“Bee… sudah lihat berita ini?” tanya istri suatu siang.
“Berita apa?” saya kemudian bangkit dan mendekatinya.
Ia kemudian menunjukkan sebuah potongan video satu keluarga yang tinggal di pinggiran ibu kota, terdiri dari Ibu dan dua anaknya yang mati tergantung, diduga memutuskan bunuh diri karena sudah beberapa hari tidak mampu memperoleh makanan. Hati saya perih teriris-iris. Saya kemudian beranjak dan melanjutkan shalat rawatib. Semenjak pandemi COVID-19, saya memutuskan mengikuti arahan ulama untuk sementara shalat di rumah. Tanpa sadar sepanjang shalat air mata saya mengalir tak terbendung demi membayangkan keluarga yang kelaparan tadi, kalau memang benar adanya berita tersebut, duhai alangkah malunya esok saya di hadapan Allah ﷻ.
Saya kemudian teringat seorang rekan kerja di Surabaya, Adang Juwanda namanya. Saya mengenalnya ketika sama-sama mengikuti pendidikan dan pelatihan di Jakarta. Kami sering bersama-sama di masjid kala itu. Saya melihat beliau sebagai sosok yang shaleh dan bersahaja. Setelah pendidikan dan pelatihan di Jakarta kami boleh dikatakan putus kontak cukup lama.
Saya akhirnya kembali berjumpa dengan Mas Adang di dunia maya. Berjumpa dalam satu gerakan mulia yang digagasnya akhir 2018 silam, Warung Makan Gratis. Beliau telah memulai langkah kecil, yang paling tidak besok bisa menjadi hujah di hadapan Allah ﷻ.

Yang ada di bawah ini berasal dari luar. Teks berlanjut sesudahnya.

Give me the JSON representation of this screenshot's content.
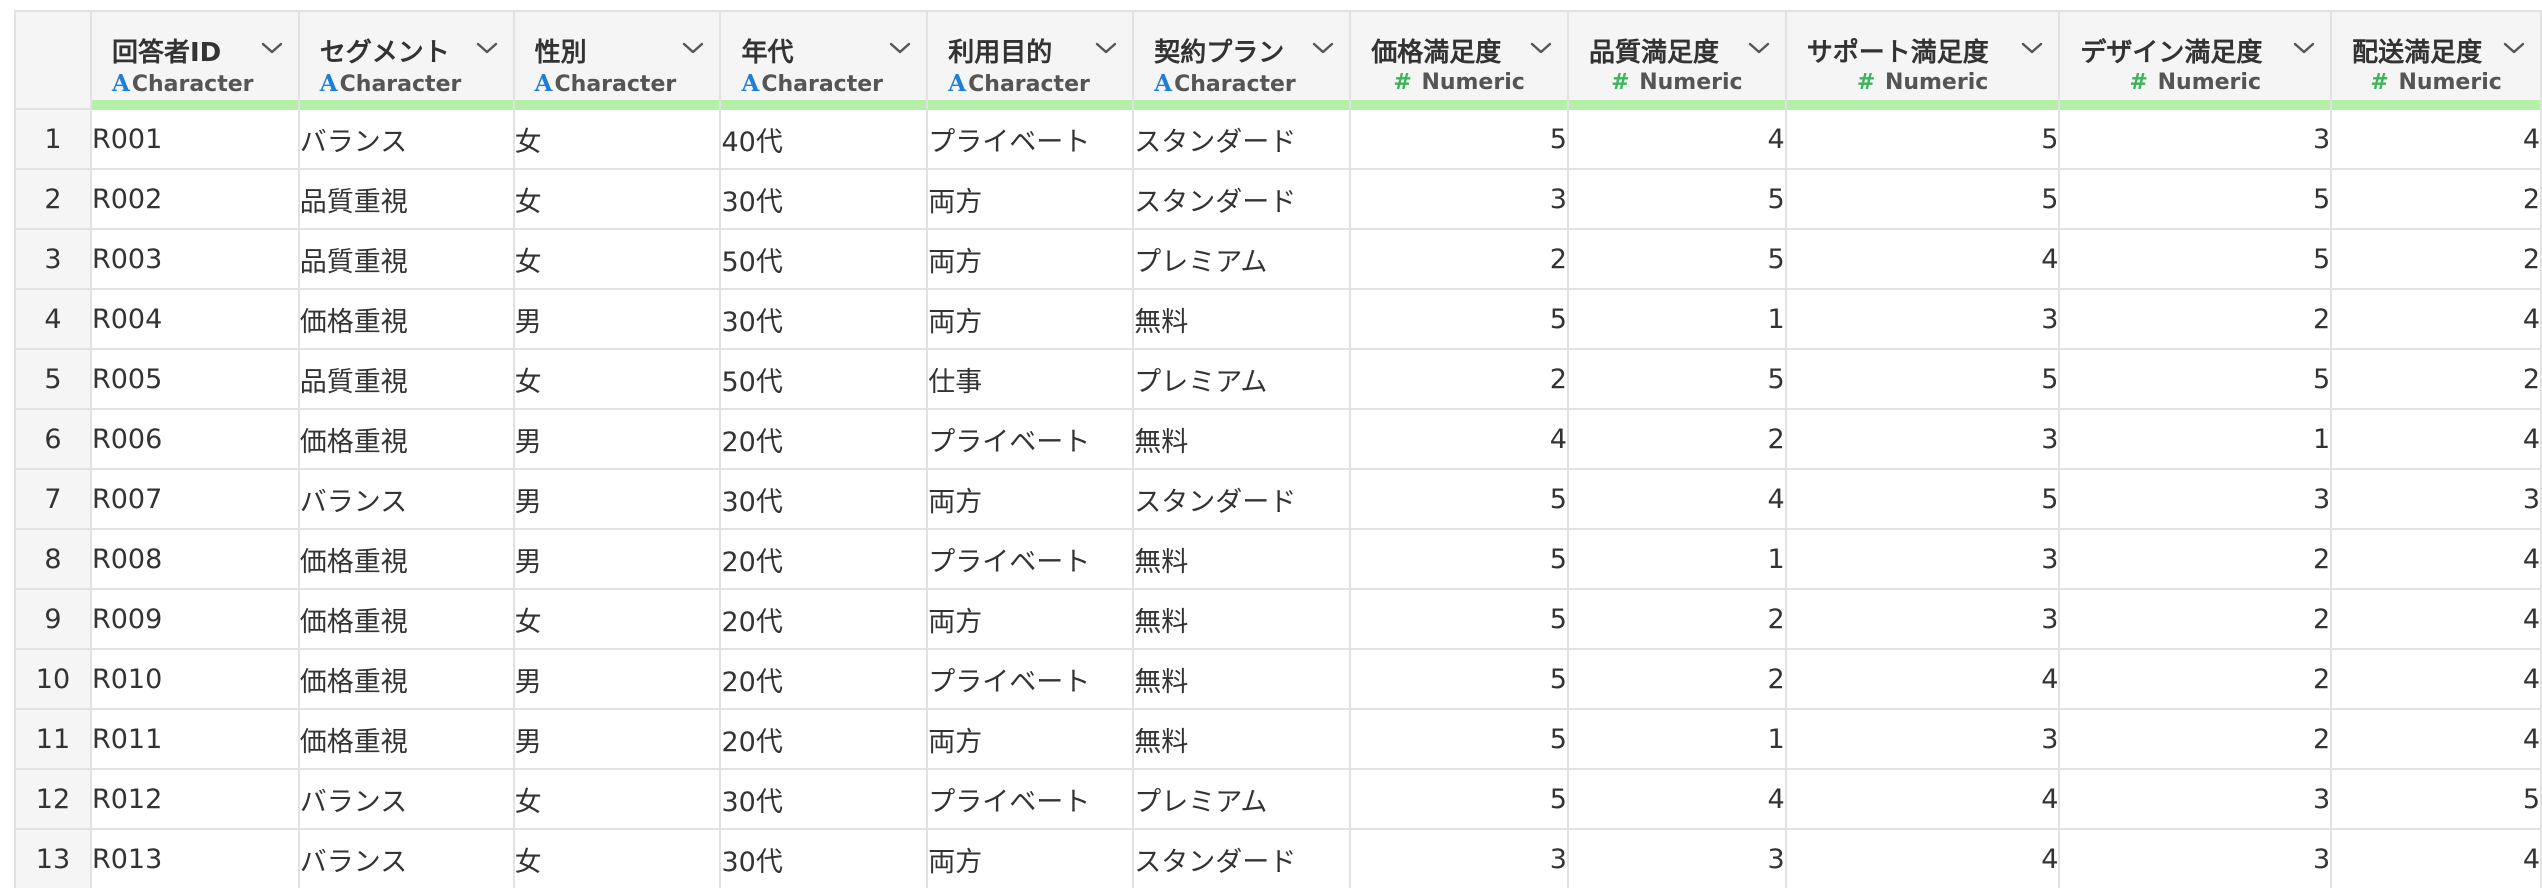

Memberi makan di dalam Islam memiliki keutamaan yang luar biasa, menjadi jalan untuk dapat melembutkan hati, mengundang ampunan Allah ﷻ dan menjadi wasilah untuk diselamatkan dari api neraka. Ingatkah kita kisah wanita pezina yang Allah ampuni tersebab memberi minum anjing yang kehausan dengan sepatunya di tengah terik? Sampai-sampai Rasulullah ﷺ menasihatkan, “Jagalah diri kalian dari api neraka, meski hanya dengan bersedekah sepotong kurma” (Hadits Shahih, Riwayat Bukhari dan Muslim).
Puasa kali ini juga seharusnya memberi pengajaran tentang bagaimana rasanya lapar. Mengetuk nurani yang selama ini tertutup karena lebih banyak kenyangnya daripada laparnya. Alangkah malunya esok di hadapan Allah ﷻ andaikan ada di sekitar kita orang-orang yang lebih sering laparnya ketimbang kenyangnya dan kita tidak peduli.